Necesidades nutricionales del olivar en poscosecha

Olivar Valores Nutricionales Nitrógeno: Es el elemento más importante en la fertilización del olivo. Acelera la actividad vegetativa y el desarrollo de la planta, aumenta la capacidad de asimilación de otros elementos e influye, más que los demás elementos, en la producción. Es poco estable en el suelo, razón por la que hay que tenerlo presente anualmente en los programas de fertilización. Su deficiencia produce raquitismo, entrenudos cortos, hojas pequeñas, etc. Fósforo: Acelera la maduración y mejora la floración y el cuajado. La respuesta del olivar a las aportaciones de fósforo es menos evidente que la de nitrógeno y sólo se produce al cabo de unos años de abonado.
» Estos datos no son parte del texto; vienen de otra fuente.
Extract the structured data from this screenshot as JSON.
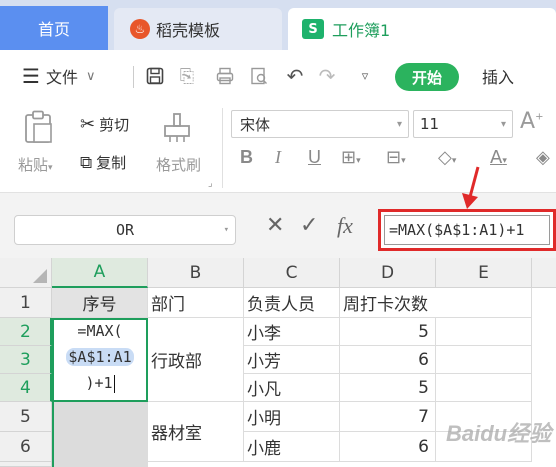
{
  "tabs": {
    "home": "首页",
    "daoke": "稻壳模板",
    "workbook": "工作簿1",
    "workbook_logo": "S"
  },
  "menu": {
    "file": "文件",
    "start": "开始",
    "insert": "插入"
  },
  "ribbon": {
    "paste": "粘贴",
    "cut": "剪切",
    "copy": "复制",
    "format_painter": "格式刷",
    "font_name": "宋体",
    "font_size": "11",
    "bold": "B",
    "italic": "I",
    "underline": "U"
  },
  "formula_bar": {
    "name_box": "OR",
    "fx_label": "fx",
    "formula": "=MAX($A$1:A1)+1"
  },
  "columns": [
    "A",
    "B",
    "C",
    "D",
    "E"
  ],
  "rows": [
    "1",
    "2",
    "3",
    "4",
    "5",
    "6"
  ],
  "headers": {
    "a1": "序号",
    "b1": "部门",
    "c1": "负责人员",
    "d1": "周打卡次数"
  },
  "editing_cell": {
    "line1": "=MAX(",
    "line2": "$A$1:A1",
    "line3": ")+1"
  },
  "departments": {
    "admin": "行政部",
    "equipment": "器材室"
  },
  "records": [
    {
      "name": "小李",
      "count": "5"
    },
    {
      "name": "小芳",
      "count": "6"
    },
    {
      "name": "小凡",
      "count": "5"
    },
    {
      "name": "小明",
      "count": "7"
    },
    {
      "name": "小鹿",
      "count": "6"
    }
  ],
  "watermark": "Baidu经验"
}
Su deficiencia produce poco desarrollo de las hojas y de otras partes del árbol, manchas cloróticas o zonas necróticas Potasio: Importante en el transporte de azúcares en la planta, en la transpiración y en numerosos procesos bioquímicos en los que tiene que estar presente. Aumenta la resistencia del árbol a las heladas y a las enfermedades criptogámicas. Mejora el tamaño y la calidad de los frutos. Su deficiencia reduce el crecimiento vegetativo. Boro: Microelemento de gran importancia para el olivo, cuya deficiencia aparece más frecuentemente en suelos calizos y terrenos secos. Los olivos con deficiencias en boro presentan problemas en la floración y en el cuajado, con elevado número de frutos deformes. Hierro:  Los árboles afectados por clorosis férrica presentan síntomas característicos de clorosis en las hojas. Calcio: Su deficiencia da como resultado poco desarrollo radicular. Magnesio: La falta de este produce defoliación de las ramitas jóvenes, reduciendo el crecimiento de la planta.

Aunque la cosecha no sea la esperada, bien por la cantidad o por la calidad del fruto, no debemos olvidarnos de curar ya que no hacerlo después de cosecha o de poda, estaría induciendo la vecería del olivar.